I look forward to sharing more about my clinical experiences with dry needling in 2014, but I feel the most critical and recurring theme of 2013 has been the overwhelming impact I have seen poor ankle dorsiflexion have on my patients. I treat scores or runners, triathletes and clients with knee pain. The most common issues in this group of clientele tends to be IT band friction syndrome or patellofemoral pain.
When I assess this group of patients, I routinely find the following:
Any time I evaluate a runner, I assess closed chain dorsiflexion (DF) mobility. This can be assessed in half kneeling on the floor or standing at a wall. I suggest removing the shoes during the assessment to eliminate any rise from the heel in the shoe that may bias the movement. In addition, I hold the ankle in subtalar neutral to get a true assessment without allowing pronation.
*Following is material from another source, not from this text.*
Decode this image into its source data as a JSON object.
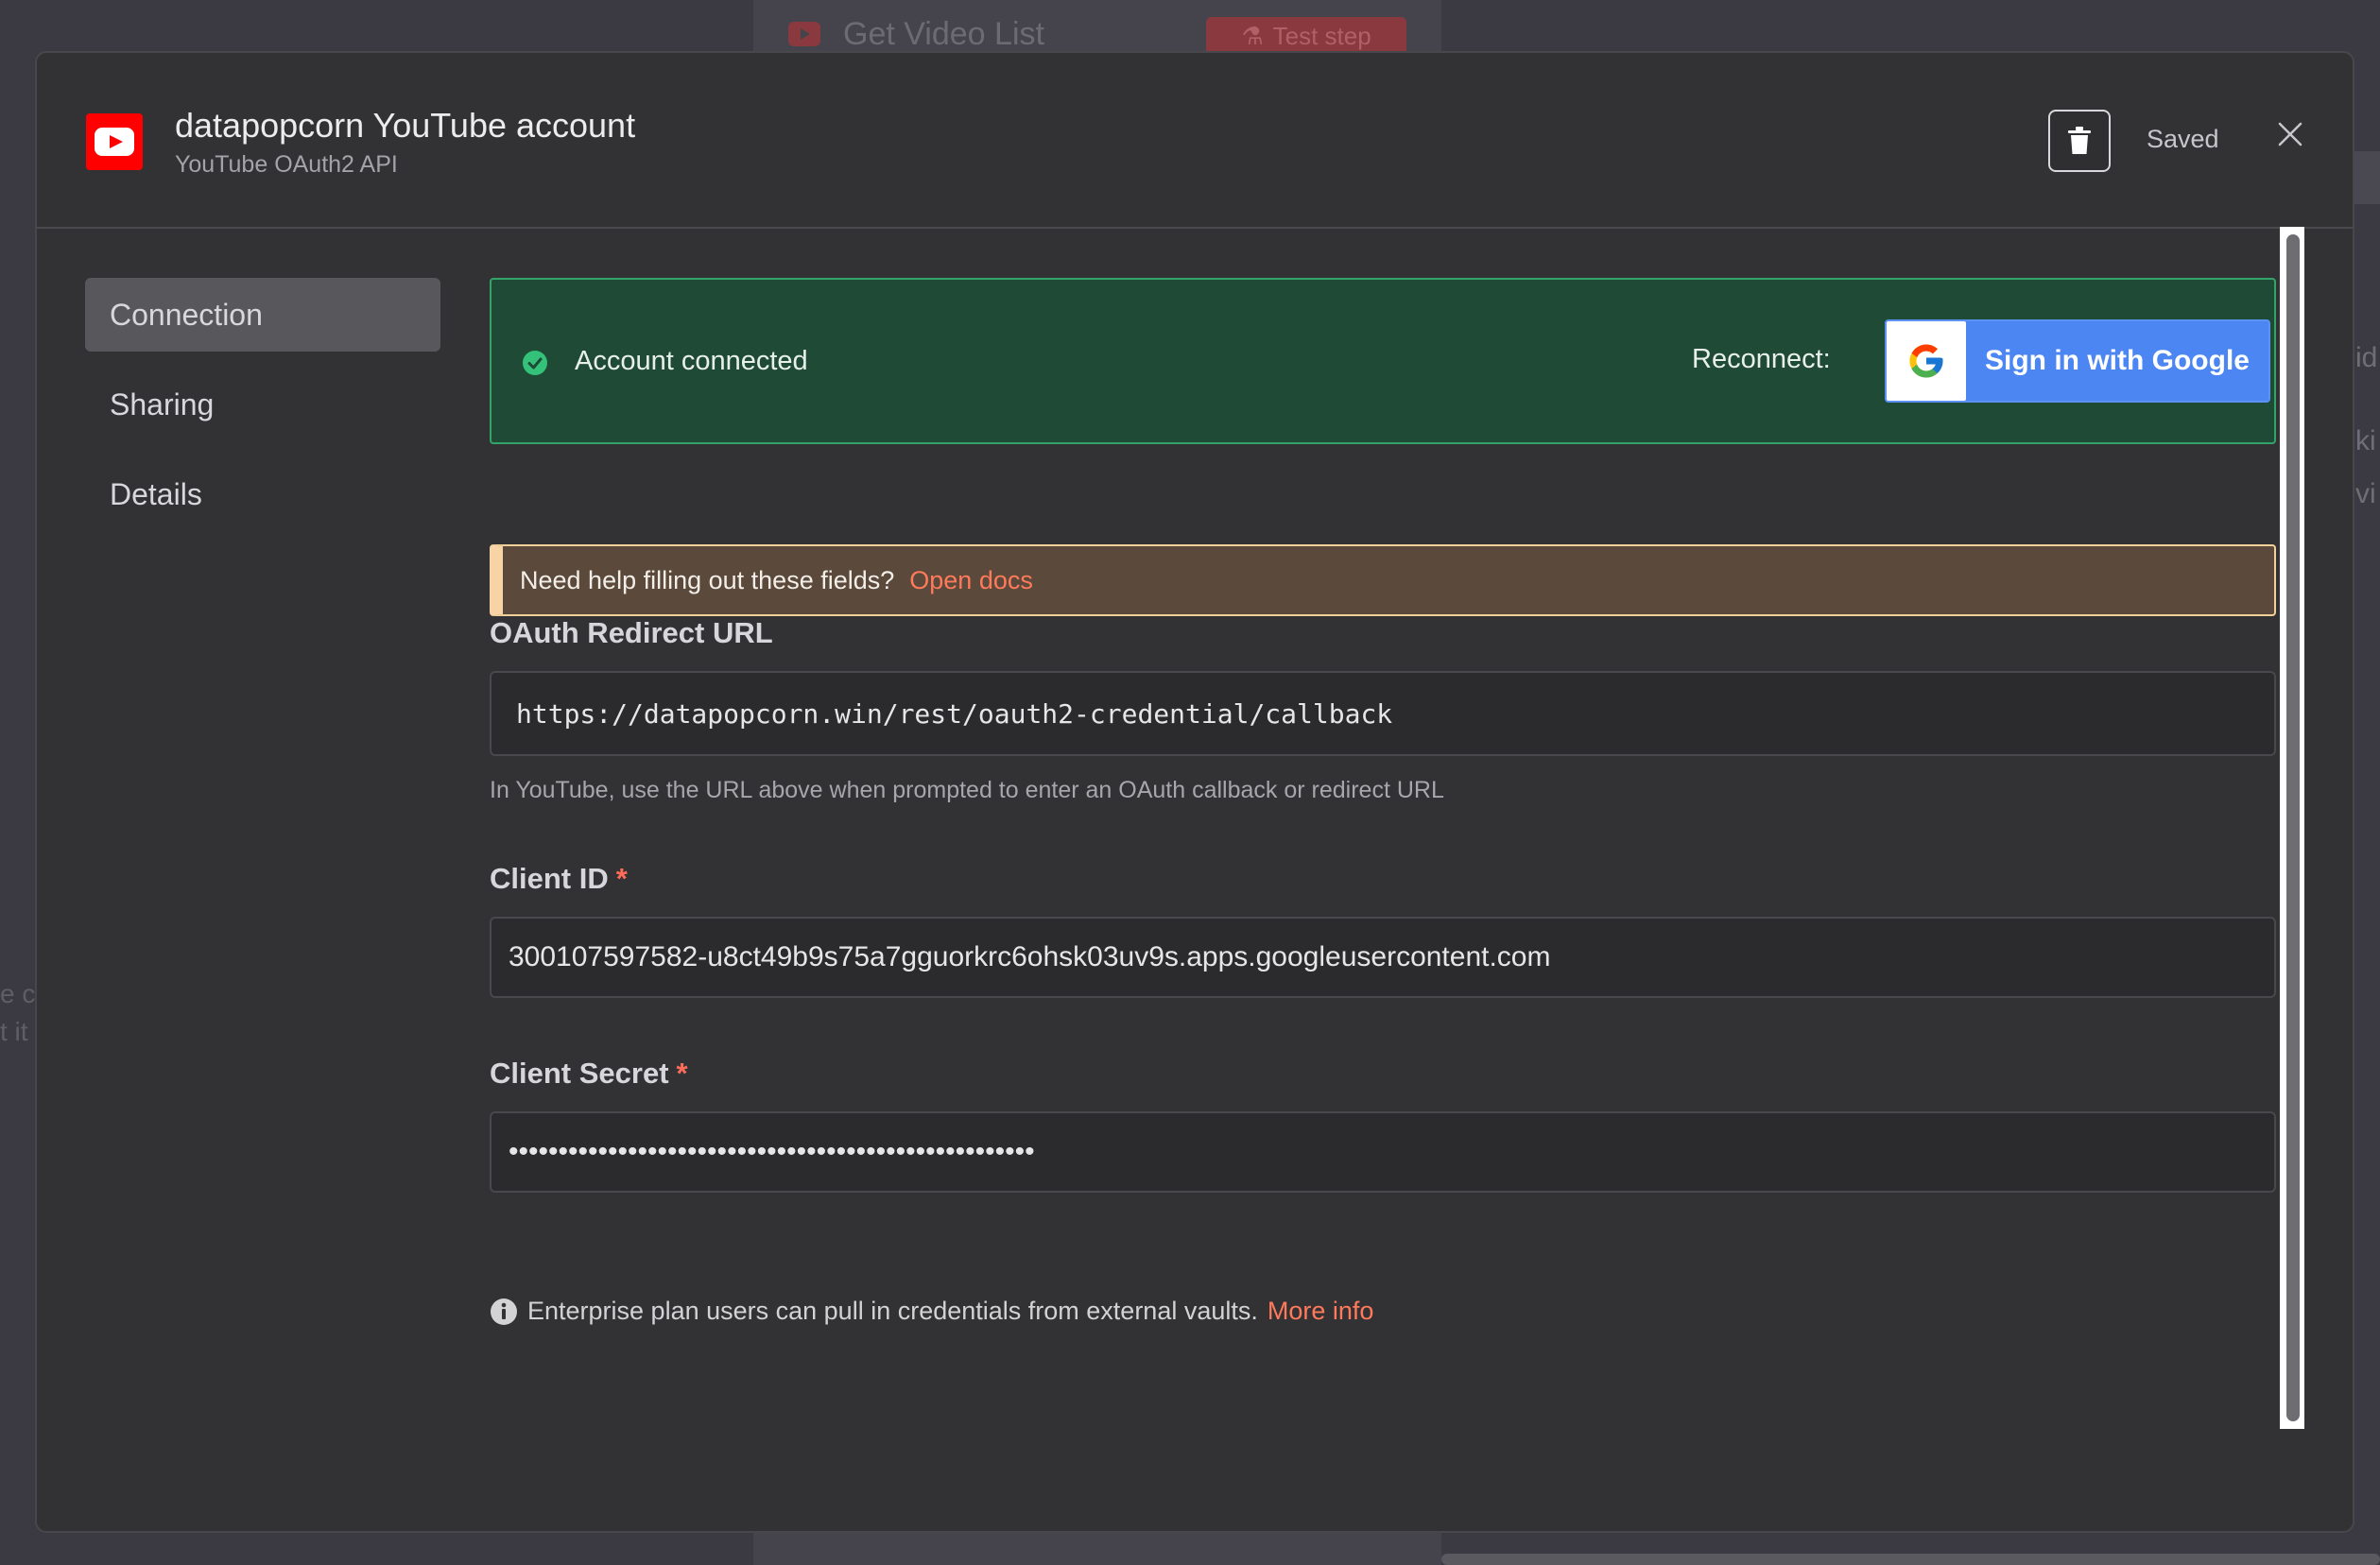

The image below simply demonstrates the assessment position as well as the corrective exercise that can be used to facilitate better motion.
Clients should be able to attain about 5 inches of clearance beyond the toes without lifting the heel or relying on pronation to get there. I routinely see limited mobility, and more importantly almost 100% of the time I find asymmetry on the side of the affected knee.
I recently evaluated a 29 y/o active female client who does Crossfit 3x/week and likes to run. She has not been running much due to chronic right lateral knee pain and medial calf pain. Her goal is to get back to running half-marathons. Upon evaluation, her overhead squat assessment revealed pronation and external rotation bilaterally, right greater then left. Her standing wall DF assessment revealed nearly a 1 inch deficit on the right side (about 3 inches), while her left side was 4 inches.
Below is how she looked on the treadmill video analysis I performed:
You can see the highlighted areas in the photo above. She has a marked amount of pronation in mid stance as well as left pelvic drop due to poor gluteal activation. The poor hip stability and activation on the right side also plays directly into TFL dominance with the repetitive femoral internal rotation and adducted position of her right hip..
This poor biomechanical chain is set into motion by poor dorsiflexion mobility. Runners can get away with this for shorter distances (3-4 miles) in many cases, but increased mileage leads to shin splints, calf strains, IT friction syndrome and patellofemroal pain. You can see how this poor kinetic chain movement leads to ongoing microtrauma and eventually debilitating pain and dysfunction. No matter how much one rests, going back to higher mileage will yield the same result.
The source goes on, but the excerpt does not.